SymbolGraphGen does not tell us what protocol a protocol extension member belongs to unless the protocol itself is defined in the current module. (-emit-extension-block-symbols only affects symbols added via retroactive conformance.) this information is critical because SymbolGraphGen does not emit the correct generic signatures for β€œ::SYNTHESIZED::” members, so they much be computed from the associated conformsTo relationship.

therefore we need to compute the mangled name of the protocol from a USR like:

s:18InternalExtensions8ProtocolPAAE13unconstrainedytvp
::SYNTHESIZED::
s:18InternalExtensions6StructV

from manually inspecting symbolgraphs, i know that the output should be s:18InternalExtensions8ProtocolP, which suggests to me there should be some sort of β€œscan until the first capital P”-like algorithm for deducing this. but i also know that symbol mangling is hideously complex with many edge cases, and i am obviously not trying to reinvent the swift demangler.

really hoping some compiler devs will chime in here and point me in the right direction.

Prefixes are stable in Swift’s symbol mangling, so if one mangling production really does start with the same components as another, you can definitely do a scan like that.

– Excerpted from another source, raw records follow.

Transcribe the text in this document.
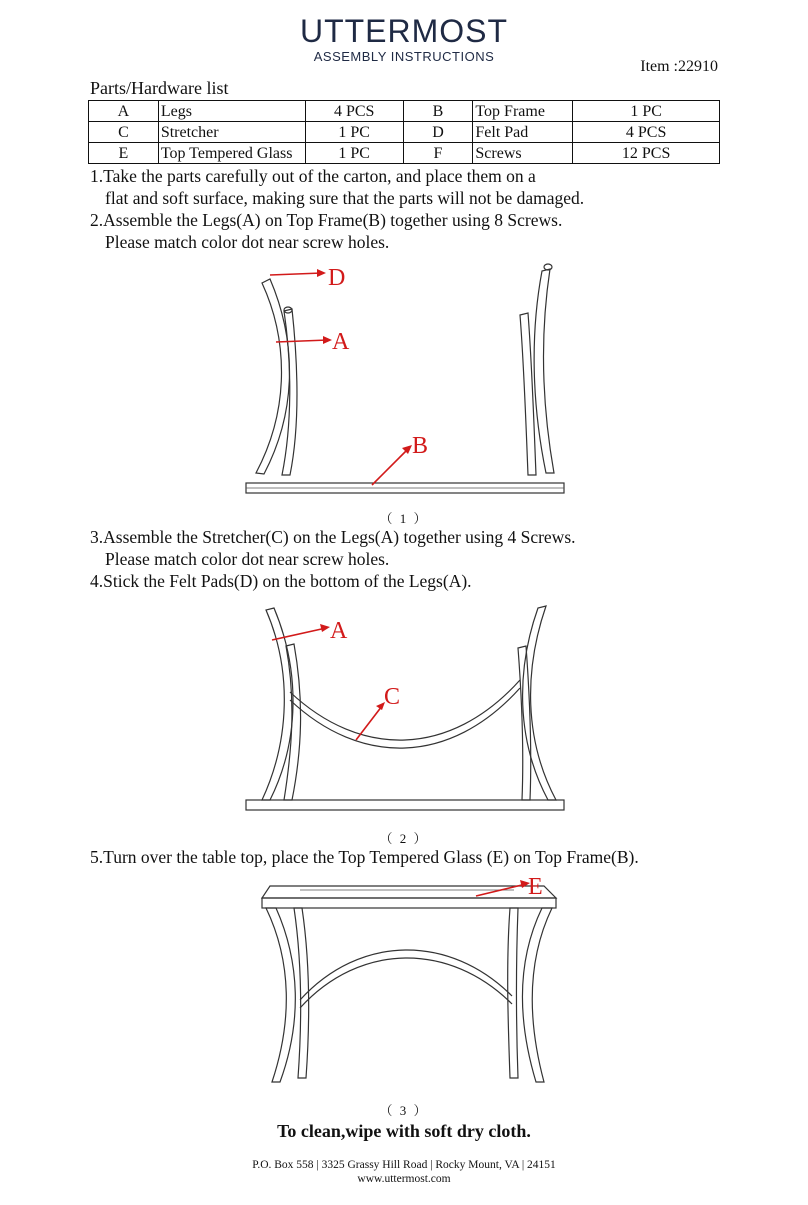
UTTERMOST
ASSEMBLY INSTRUCTIONS
Item :22910
Parts/Hardware list
A	Legs	4 PCS	B	Top Frame	1 PC
C	Stretcher	1 PC	D	Felt Pad	4 PCS
E	Top Tempered Glass	1 PC	F	Screws	12 PCS
1.Take the parts carefully out of the carton, and place them on a
flat and soft surface, making sure that the parts will not be damaged.
2.Assemble the Legs(A) on Top Frame(B) together using 8 Screws.
Please match color dot near screw holes.
D
A
B
（ 1 ）
3.Assemble the Stretcher(C) on the Legs(A) together using 4 Screws.
Please match color dot near screw holes.
4.Stick the Felt Pads(D) on the bottom of the Legs(A).
A
C
（ 2 ）
5.Turn over the table top, place the Top Tempered Glass (E) on Top Frame(B).
E
（ 3 ）
To clean,wipe with soft dry cloth.
P.O. Box 558 | 3325 Grassy Hill Road | Rocky Mount, VA | 24151
www.uttermost.com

The problem for you is that, first, that scan requires you to parse those initial components because of course the identifiers can include a capital P; and second, protocol extensions from a different module do not have that common-prefix property.

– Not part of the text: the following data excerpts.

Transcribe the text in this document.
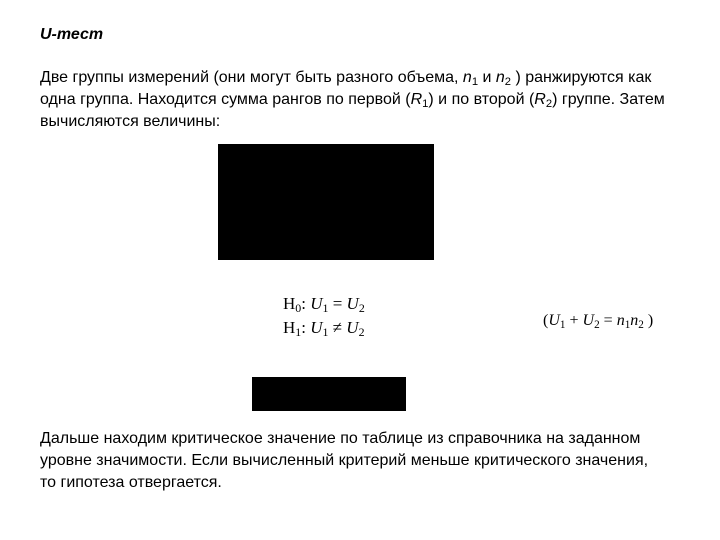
U-тест
Две группы измерений (они могут быть разного объема, $n_1$ и $n_2$ ) ранжируются как одна группа. Находится сумма рангов по первой $(R_1)$ и по второй $(R_2)$ группе. Затем вычисляются величины:
$H_0$: $U_1 = U_2$
$H_1$: $U_1 \ne U_2$
($U_1 + U_2 = n_1n_2$ )
Дальше находим критическое значение по таблице из справочника на заданном уровне значимости. Если вычисленный критерий меньше критического значения, то гипотеза отвергается.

I think it would be great to have a nice Swift library for processing demangle trees.

2 Likes

right, i remember trying to do the parsing manually a couple years back, but i could never get it to work reliably (because there are many USRs with "non-standard" manglings with word substitutions, stdlib types, etc.) so i gave up on it.

this is disappointing for documentation tooling, because right now there is no way to query the availability of members inherited through protocol conformances - they are always unconditionally available regardless of constraints on the original conformance, which is obviously wrong.

FWIW word substitutions are part of the standard mangling scheme as well as stdlib types (I assume you mean like Si for Swift.Int, sugared mangling is only in debug info iirc).

right, when i said "standard" i meant "uses the <character count> <characters> encoding scheme".

the S-prefixed "known type" manglings are especially problematic because there is no way to know the length of the identifier (or if it even refers to a protocol), since new ones can be added at any time.